Townhall...
Afghanistan
Burning
by Michael
Gerson
Mar 01,
2012
WASHINGTON
-- For me, the Quran-burning incident in Afghanistan brought back
memories of
the horrible morning at the White House when photos of abuse at the Abu
Ghraib
prison surfaced. This is not to argue that an act of negligence at the
Bagram
air base is morally comparable to the grinning barbarity of military
police at
Abu Ghraib. It is only to empathize with an administration facing
events that
aren’t its fault, but that are its problem.
The pie
chart of an American military operation is dominated by honor and
excellence,
with a sliver of incompetence and abuse. The sliver can make a lot of
news. In
these cases, the president’s role is to serve the interests of the
nation and
the troops under his command. If those interests are best secured by an
apology, there is no dishonor in it.
The Taliban
have naturally exploited America’s trash dump blunder. Domestic critics
of
President Obama, and opponents of the Afghan War, have both attempted
to do the
same. Newt Gingrich, with typical enraged incoherence, occupied both
camps. He
charged that Obama, by his apology, had “surrendered” -- and then
proceeded to
urge American surrender. “If Hamid Karzai, the president of
Afghanistan,
doesn’t feel like apologizing,” said Gingrich, “then we should say
goodbye and
good luck, we don’t need to be here risking our lives and wasting our
money on
somebody who doesn’t care.”
Gingrich
would shape American grand strategy in a fit of personal pique with a
foreign
leader. It is the type of Republican foreign policy attack that makes
Obama
look like Metternich in comparison.
More
serious critics of the war contend that the Afghan reaction to the
Quran-burning incident -- including the treacherous murder of two
American
officers -- indicates a doomed counterinsurgency campaign.

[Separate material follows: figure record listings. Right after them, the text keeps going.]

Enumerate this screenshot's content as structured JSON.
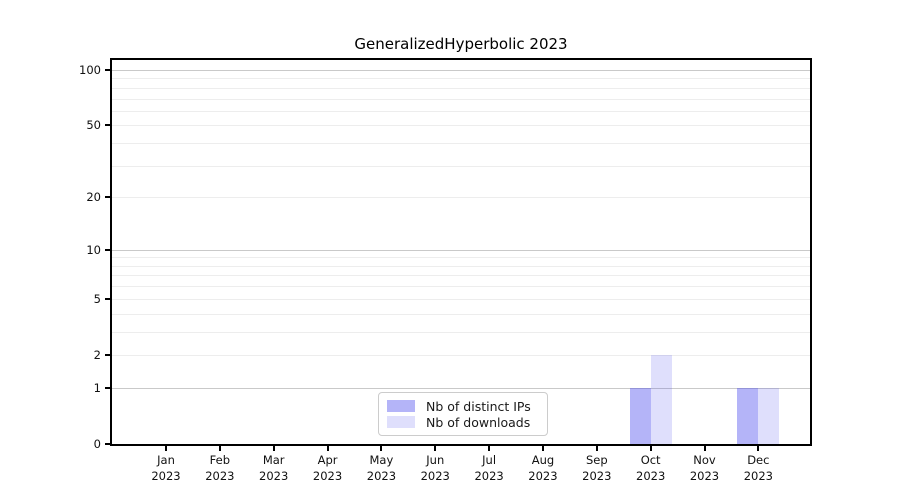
{
  "chart_data": {
    "type": "bar",
    "title": "GeneralizedHyperbolic 2023",
    "year_label": "2023",
    "categories": [
      "Jan",
      "Feb",
      "Mar",
      "Apr",
      "May",
      "Jun",
      "Jul",
      "Aug",
      "Sep",
      "Oct",
      "Nov",
      "Dec"
    ],
    "series": [
      {
        "name": "Nb of distinct IPs",
        "color": "rgba(68,68,238,0.40)",
        "values": [
          0,
          0,
          0,
          0,
          0,
          0,
          0,
          0,
          0,
          1,
          0,
          1
        ]
      },
      {
        "name": "Nb of downloads",
        "color": "rgba(68,68,238,0.17)",
        "values": [
          0,
          0,
          0,
          0,
          0,
          0,
          0,
          0,
          0,
          2,
          0,
          1
        ]
      }
    ],
    "xlabel": "",
    "ylabel": "",
    "yscale": "log1p",
    "yticks": [
      0,
      1,
      2,
      5,
      10,
      20,
      50,
      100
    ],
    "ylim": [
      0,
      113
    ],
    "grid": {
      "on": true,
      "major_values": [
        1,
        10,
        100
      ],
      "minor_values": [
        2,
        3,
        4,
        5,
        6,
        7,
        8,
        9,
        20,
        30,
        40,
        50,
        60,
        70,
        80,
        90
      ],
      "major_color": "#c9c9c9",
      "minor_color": "#ededed"
    },
    "legend": {
      "position": "lower center",
      "border_color": "#cccccc"
    },
    "axis_color": "#000000",
    "text_color": "#111111"
  }
}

Afghan
hearts and
minds, they argue, are beyond winning.
The
frustration is understandable, but the case is overstated. The current
crisis,
says Michael O’Hanlon of the Brookings Institution, is “far more than a
blip,
but less than a catastrophe.” According to O’Hanlon, the United Sates
is
consistently more popular in Afghanistan than elsewhere in the Islamic
world.
Betrayal by Afghan soldiers and officials is disturbing and damaging
but not
generalized or growing. Many Afghans fear a hurried American departure
far more
than they resent America’s presence. And Karzai’s reaction to the Quran
incident has been measured, particularly when compared to past tantrums.
Obama’s
Afghan strategy -- including a large troop surge and expanded training
and
mentoring of Afghan forces -- is more successful than some credit. In
the south
-- the Taliban homeland -- insurgents have been deprived of sanctuaries
and
weapons caches. Violence in that region was down by a third in 2011
compared to
the previous year. About 300,000 Afghan soldiers and police are now
deployed
across the country. More than half of American military forces engage
in joint
operations with their Afghan counterparts. While conditions in
Afghanistan’s
north and west have deteriorated during the last few years --
complicating the
work of relief organizations -- the overall levels of violence are not
severe.
The east, in contrast, has serious and growing challenges.
Gains in
Afghanistan are not as dramatic as those in Iraq circa 2008. But they
provide a
reasonable hope that security responsibilities can be gradually shifted
to
Afghan forces by 2014, with American troops playing a supportive (but
still
substantial) role.
The Obama
administration has earned some criticism. It has an alarming tendency
to
undermine its own strategy. Early on, administration officials engaged
in the
concerted alienation of Karzai, who became convinced that American
complaints
about corruption were really attempts to undercut him. Influence and
leverage
were squandered. More recently, Obama’s decision to quicken the pace of
troop
withdrawal -- against the advice of his commanders -- has damaged
military
prospects, particularly in the east. It is difficult to see how troop
density
in that region will ever be sufficient for counterinsurgency success.
Because
progress is mixed and fragile, the American endgame will be crucial. It
won’t
be possible for U.S. forces to leave Afghanistan precipitously, as
Obama left
Iraq after a failed status of forces negotiation. The absence of a
strong
security partnership between America and the Afghan government
following 2014,
says O’Hanlon, would be “potentially fatal.” Afghanistan could again
become a
haven for extremist groups that attack America and India and further
destabilize a nuclear Pakistan.
An endless
commitment in Afghanistan is not an option. But the choice between a
hasty
retreat and a patient drawdown will matter greatly.